A noite ardia em meu rosto. A vontade de arder em seu corpo me consumia a cada passo. Não avisei que iria, mas sei que ela me receberá. Ela tem que me receber. Há oito anos ela esperava por este momento. Há oito anos ela tentava me despertar. Que bom que ela não desistiu. Não suportaria não tê-la agora.
A mala pesa tal qual meu remorso por não ter partido antes. Queria ter tido força para abraçá-la quando seu corpo me chamava em silêncio. Queria ter tido a hombridade de assumir minha fraqueza em face deste amor tão devotado. Mas sua força e paciência me trouxeram até aqui. Ela sempre foi minha. Finalmente posso me doar com a mesma ternura e abdicação.
As esquinas me atormentam. Tentam me confundir. Mas nada me desviará do nosso destino. Um táxi quase me atropela quando atravesso a rua no quarteirão da sua casa. Maldito! Mas nada será capaz de atravessar nosso caminho agora.
Toco a campainha. Por que não me atende? Insisto. Sem resposta, lanço contra a porta toda a minha agonia. Grito seu nome. O que fazer para que me ouça? Ela sempre adivinhou meus pensamentos, será possível que não percebe minha presença? Um vizinho, irritado com o meu desespero, acaba de me informar que ela partiu há pouco. Não sabe para onde ela foi. Não sabe se voltará. Por que não me esperou? Por quê?

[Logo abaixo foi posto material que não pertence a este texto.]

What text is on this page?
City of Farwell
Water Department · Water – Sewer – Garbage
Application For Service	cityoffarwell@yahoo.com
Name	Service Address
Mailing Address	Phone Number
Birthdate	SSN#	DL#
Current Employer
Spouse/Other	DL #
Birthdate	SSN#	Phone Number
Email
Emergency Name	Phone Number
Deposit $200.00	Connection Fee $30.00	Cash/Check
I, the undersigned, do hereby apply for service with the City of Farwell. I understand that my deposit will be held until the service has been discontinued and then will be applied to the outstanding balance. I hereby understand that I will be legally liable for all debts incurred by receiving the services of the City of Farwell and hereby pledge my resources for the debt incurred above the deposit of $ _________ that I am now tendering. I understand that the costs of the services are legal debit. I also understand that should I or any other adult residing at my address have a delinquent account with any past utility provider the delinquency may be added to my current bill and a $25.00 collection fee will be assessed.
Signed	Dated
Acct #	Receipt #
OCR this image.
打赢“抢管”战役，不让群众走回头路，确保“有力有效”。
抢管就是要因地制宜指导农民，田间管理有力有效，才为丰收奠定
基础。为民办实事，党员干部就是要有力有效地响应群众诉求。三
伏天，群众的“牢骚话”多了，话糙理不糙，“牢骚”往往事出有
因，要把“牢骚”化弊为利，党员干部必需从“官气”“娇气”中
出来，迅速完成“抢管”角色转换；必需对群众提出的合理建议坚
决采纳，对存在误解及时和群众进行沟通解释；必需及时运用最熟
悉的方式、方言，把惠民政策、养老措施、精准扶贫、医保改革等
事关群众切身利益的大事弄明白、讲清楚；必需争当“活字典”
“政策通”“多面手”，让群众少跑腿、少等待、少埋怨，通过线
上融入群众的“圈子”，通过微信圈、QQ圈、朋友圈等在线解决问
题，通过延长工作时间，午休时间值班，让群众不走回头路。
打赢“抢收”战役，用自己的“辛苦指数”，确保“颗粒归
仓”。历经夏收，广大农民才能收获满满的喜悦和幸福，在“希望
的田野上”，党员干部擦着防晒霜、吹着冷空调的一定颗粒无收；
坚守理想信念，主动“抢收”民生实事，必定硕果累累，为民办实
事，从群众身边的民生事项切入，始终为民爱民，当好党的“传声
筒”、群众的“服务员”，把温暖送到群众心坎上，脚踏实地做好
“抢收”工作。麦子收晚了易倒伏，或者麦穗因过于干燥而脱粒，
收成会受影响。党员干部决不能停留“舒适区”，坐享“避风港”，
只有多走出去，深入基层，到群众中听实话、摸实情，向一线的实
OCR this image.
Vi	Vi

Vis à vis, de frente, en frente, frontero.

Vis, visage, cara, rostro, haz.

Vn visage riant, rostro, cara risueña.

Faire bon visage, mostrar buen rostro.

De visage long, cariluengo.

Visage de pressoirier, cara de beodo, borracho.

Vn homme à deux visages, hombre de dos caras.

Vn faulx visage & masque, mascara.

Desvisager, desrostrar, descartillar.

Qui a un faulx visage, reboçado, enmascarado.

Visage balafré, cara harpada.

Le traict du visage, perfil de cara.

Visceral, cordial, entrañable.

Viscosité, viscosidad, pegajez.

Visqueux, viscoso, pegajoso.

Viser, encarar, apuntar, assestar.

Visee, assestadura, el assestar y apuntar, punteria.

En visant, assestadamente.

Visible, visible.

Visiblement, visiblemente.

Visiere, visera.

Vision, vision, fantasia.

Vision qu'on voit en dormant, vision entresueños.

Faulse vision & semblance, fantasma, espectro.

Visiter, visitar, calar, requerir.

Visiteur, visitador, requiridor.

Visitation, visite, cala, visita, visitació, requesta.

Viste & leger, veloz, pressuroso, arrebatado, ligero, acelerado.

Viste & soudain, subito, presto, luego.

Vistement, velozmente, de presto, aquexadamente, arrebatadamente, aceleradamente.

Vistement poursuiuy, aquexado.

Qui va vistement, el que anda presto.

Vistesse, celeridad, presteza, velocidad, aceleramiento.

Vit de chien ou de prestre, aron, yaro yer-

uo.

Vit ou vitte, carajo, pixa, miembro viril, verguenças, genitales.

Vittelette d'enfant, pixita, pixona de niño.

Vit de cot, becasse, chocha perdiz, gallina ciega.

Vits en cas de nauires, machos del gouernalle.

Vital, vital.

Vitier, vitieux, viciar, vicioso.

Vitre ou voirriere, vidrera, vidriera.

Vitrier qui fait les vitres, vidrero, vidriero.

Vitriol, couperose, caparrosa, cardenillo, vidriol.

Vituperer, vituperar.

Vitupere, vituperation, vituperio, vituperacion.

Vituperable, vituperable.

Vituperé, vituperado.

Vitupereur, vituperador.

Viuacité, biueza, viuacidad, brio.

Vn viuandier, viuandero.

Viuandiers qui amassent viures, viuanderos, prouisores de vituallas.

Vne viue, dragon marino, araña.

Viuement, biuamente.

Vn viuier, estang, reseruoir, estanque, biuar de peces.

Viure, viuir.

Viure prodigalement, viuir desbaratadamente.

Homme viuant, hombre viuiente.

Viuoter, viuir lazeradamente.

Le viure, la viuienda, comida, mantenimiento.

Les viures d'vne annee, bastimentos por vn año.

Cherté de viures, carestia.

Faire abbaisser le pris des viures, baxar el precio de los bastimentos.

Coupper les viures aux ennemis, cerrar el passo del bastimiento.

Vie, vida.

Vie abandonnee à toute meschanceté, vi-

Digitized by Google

Recordo cada palavra que ela me disse, cada gesto que me dirigiu, cada beijo que abençoou meus lábios. Um dia, ela me disse que vivemos em uma outra dimensão. Que há um lugar só nosso, imaculado. Ela disse que nosso amor não é deste mundo. Mas eis que estou aqui, neste mundo, e preciso estar com ela. Só me resta esperar que ela desista de partir. Estarei aqui, à sua porta, esperando que um carro desses que cortam a madrugada a devolva para a vida que deveria começar agora.